Pan American Silver has had its share of issues in Latin America as well. In May, the company had to curtail operations in Mexico due to rising violence and crime. In particular, the company said at the time, it had faced several security incidents along the roads used to transport personnel and materials to its Dolores mine, in the state of Chihuahua, which borders Texas and New Mexico.
Releasing details of the deal, Pan American noted its investors will own about three-fourths of the merged firm, while Tahoe shareholders will hold the rest and may elect to receive $3.40 in cash or 0.2403 Pan American share for each Tahoe share held.
The base purchase price of $3.40 per share represents a premium of about 55 percent to Tahoe’s last close. That price is limited to a maximum cash consideration of $275 million and a maximum issue of 56 million Pan American shares.

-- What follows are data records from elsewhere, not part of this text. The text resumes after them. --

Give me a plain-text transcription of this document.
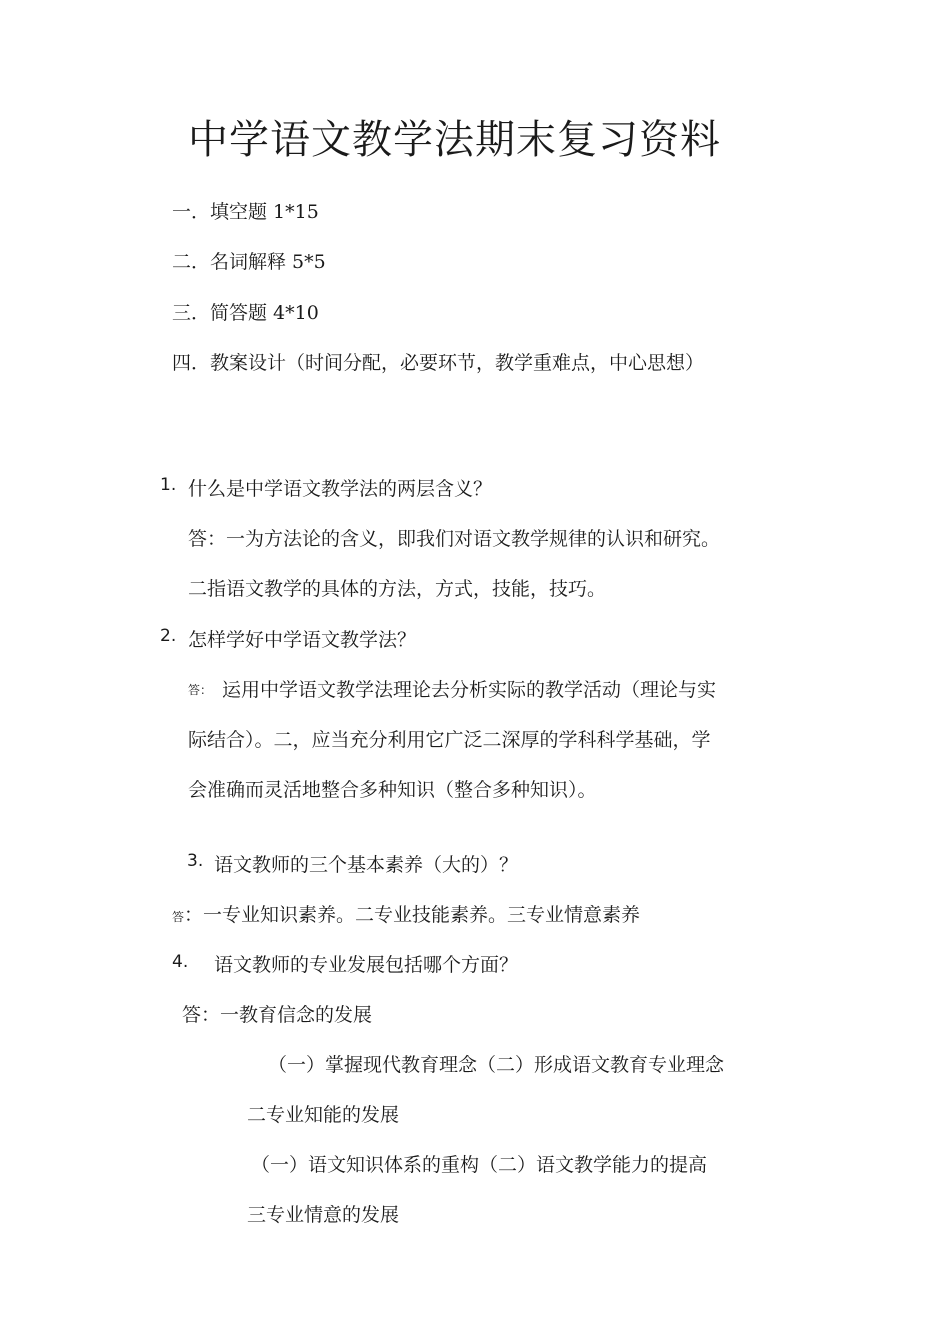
中学语文教学法期末复习资料
一．填空题 1*15
二．名词解释 5*5
三．简答题 4*10
四．教案设计（时间分配，必要环节，教学重难点，中心思想）
1. 什么是中学语文教学法的两层含义？
答：一为方法论的含义，即我们对语文教学规律的认识和研究。
二指语文教学的具体的方法，方式，技能，技巧。
2. 怎样学好中学语文教学法？
答： 运用中学语文教学法理论去分析实际的教学活动（理论与实
际结合）。二，应当充分利用它广泛二深厚的学科科学基础，学
会准确而灵活地整合多种知识（整合多种知识）。
3. 语文教师的三个基本素养（大的）？
答 ：一专业知识素养。二专业技能素养。三专业情意素养
4. 语文教师的专业发展包括哪个方面？
答：一教育信念的发展
（一）掌握现代教育理念（二）形成语文教育专业理念
二专业知能的发展
（一）语文知识体系的重构（二）语文教学能力的提高
三专业情意的发展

Tahoe shares have plunged 54% year-to-date as part of the Escobal-related issues. In a nod to that, today’s agreement includes contingent value rights that will be paid out to Tahoe shareholders when the mine is is up and running again.
The total consideration, including the base purchase price and the conditional payment, is $4.10 per share.
As the boards of both companies have already approved the merger, the deal is expected to close in the first-quarter of 2019.